In the three Southern African countries we visited, we visited with our counterparts from today’s progressive movements in Africa ranging from #Feesmustfall and #ZumaMustFall to community, labor, and church bodies. We met young and emerging leaders, such as Danilo da Silva and Carina Capitine with Lambda in Maputo, journalists such as Khadija Patel at the Daily Vox Johannesburg (subsequently chosen to be the new editor of the renowned Mail and Guardian). and leaders of the student #FeesMustFall campaign in both Johannesburg and Cape Town.
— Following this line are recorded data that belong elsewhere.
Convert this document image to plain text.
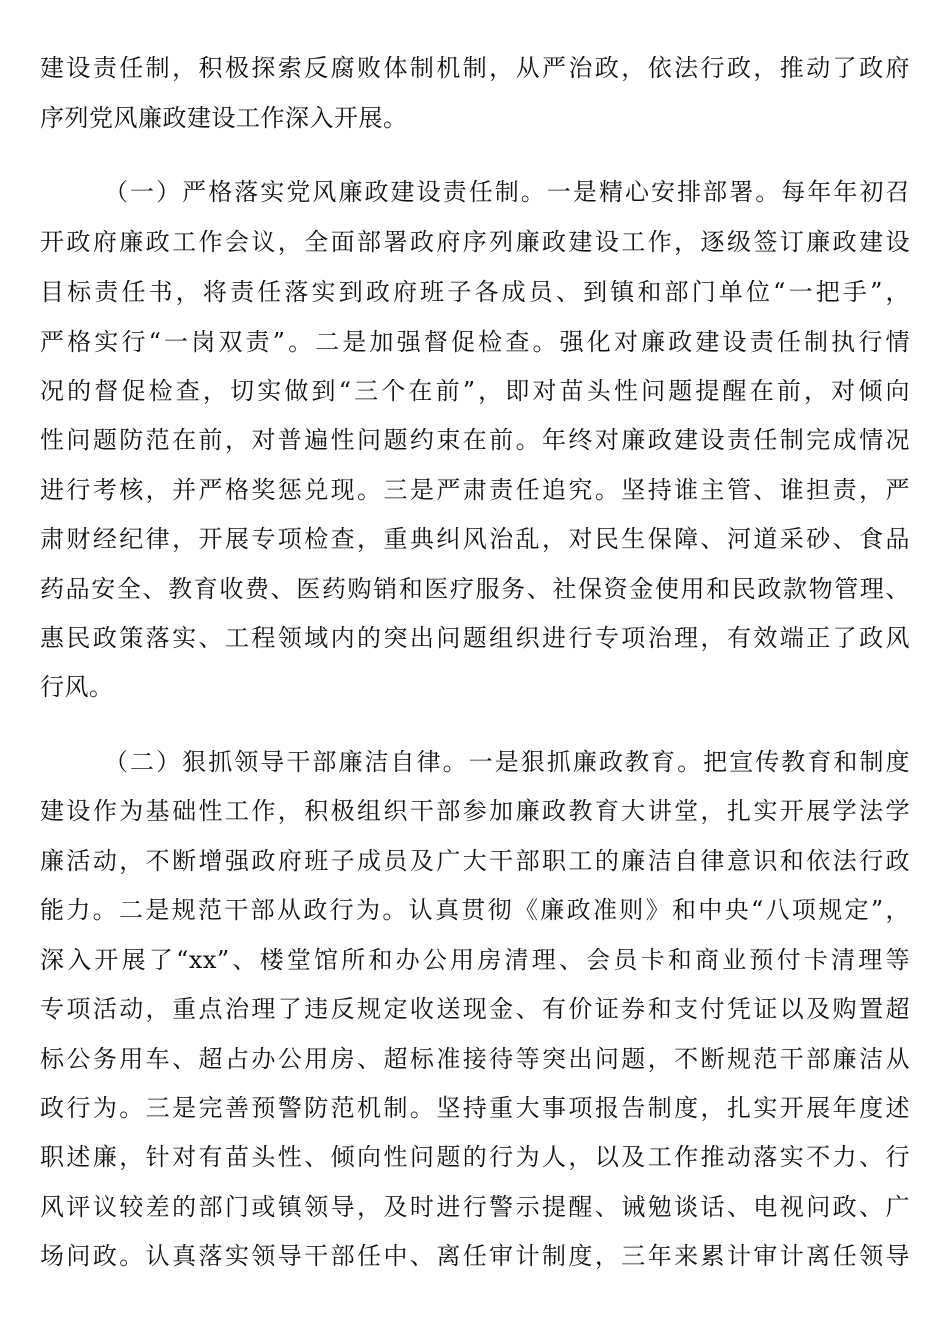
建设责任制，积极探索反腐败体制机制，从严治政，依法行政，推动了政府
序列党风廉政建设工作深入开展。
（一）严格落实党风廉政建设责任制。一是精心安排部署。每年年初召
开政府廉政工作会议，全面部署政府序列廉政建设工作，逐级签订廉政建设
目标责任书，将责任落实到政府班子各成员、到镇和部门单位“一把手”，
严格实行“一岗双责”。二是加强督促检查。强化对廉政建设责任制执行情
况的督促检查，切实做到“三个在前”，即对苗头性问题提醒在前，对倾向
性问题防范在前，对普遍性问题约束在前。年终对廉政建设责任制完成情况
进行考核，并严格奖惩兑现。三是严肃责任追究。坚持谁主管、谁担责，严
肃财经纪律，开展专项检查，重典纠风治乱，对民生保障、河道采砂、食品
药品安全、教育收费、医药购销和医疗服务、社保资金使用和民政款物管理、
惠民政策落实、工程领域内的突出问题组织进行专项治理，有效端正了政风
行风。
（二）狠抓领导干部廉洁自律。一是狠抓廉政教育。把宣传教育和制度
建设作为基础性工作，积极组织干部参加廉政教育大讲堂，扎实开展学法学
廉活动，不断增强政府班子成员及广大干部职工的廉洁自律意识和依法行政
能力。二是规范干部从政行为。认真贯彻《廉政准则》和中央“八项规定”，
深入开展了“xx”、楼堂馆所和办公用房清理、会员卡和商业预付卡清理等
专项活动，重点治理了违反规定收送现金、有价证券和支付凭证以及购置超
标公务用车、超占办公用房、超标准接待等突出问题，不断规范干部廉洁从
政行为。三是完善预警防范机制。坚持重大事项报告制度，扎实开展年度述
职述廉，针对有苗头性、倾向性问题的行为人，以及工作推动落实不力、行
风评议较差的部门或镇领导，及时进行警示提醒、诫勉谈话、电视问政、广
场问政。认真落实领导干部任中、离任审计制度，三年来累计审计离任领导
We also met with seasoned leaders from Southern Africa’s former liberation struggles such as Terezinha da Silva, Murphy Morobe, Albie Sachs, Ronnie Kasrils, Roshan Dadoo, Stephanie Kemp, Bonita Bennett, Mandy Sanger, and Keoraptse Kgositsile.

You can hear some of my reflections on Southern Africa today in an interview with me in September by Walter Turner, of KPFA's Africa Today (https://kpfa.org/player/?audio=246681). And for a video of a report-back gathering in Chicago, including a jazz performance and a roundtable with several of the Chicago trip participants, visit https://www.youtube.com/watch?v=ukCAhSA7xmU

We walked picket lines and went to spoken word, music, and art presentations. We shared intense and insightful discussions of our current realities in the United States and in Southern Africa. For four weeks we lived the interconnections and bonds between our globally linked issues and struggles.

One participant from the Unfinished Agendas group said she had noticed that “everyone on the trip grew in their thinking and commitment.” Another said the trip “uplifted everyone’s voice and story--no one was any longer too small.”

And no one in the lawyers group will forget singing with the women in Kyalisha and the poignant, choked-up moment when the Rev. Michael Weeder, Dean of Cape Town’s St. George’s Cathedral finished his analysis of South Africa today with a tear-filled rendition of his famed poetry. Such a silence seized the entire group of lawyers and law professors!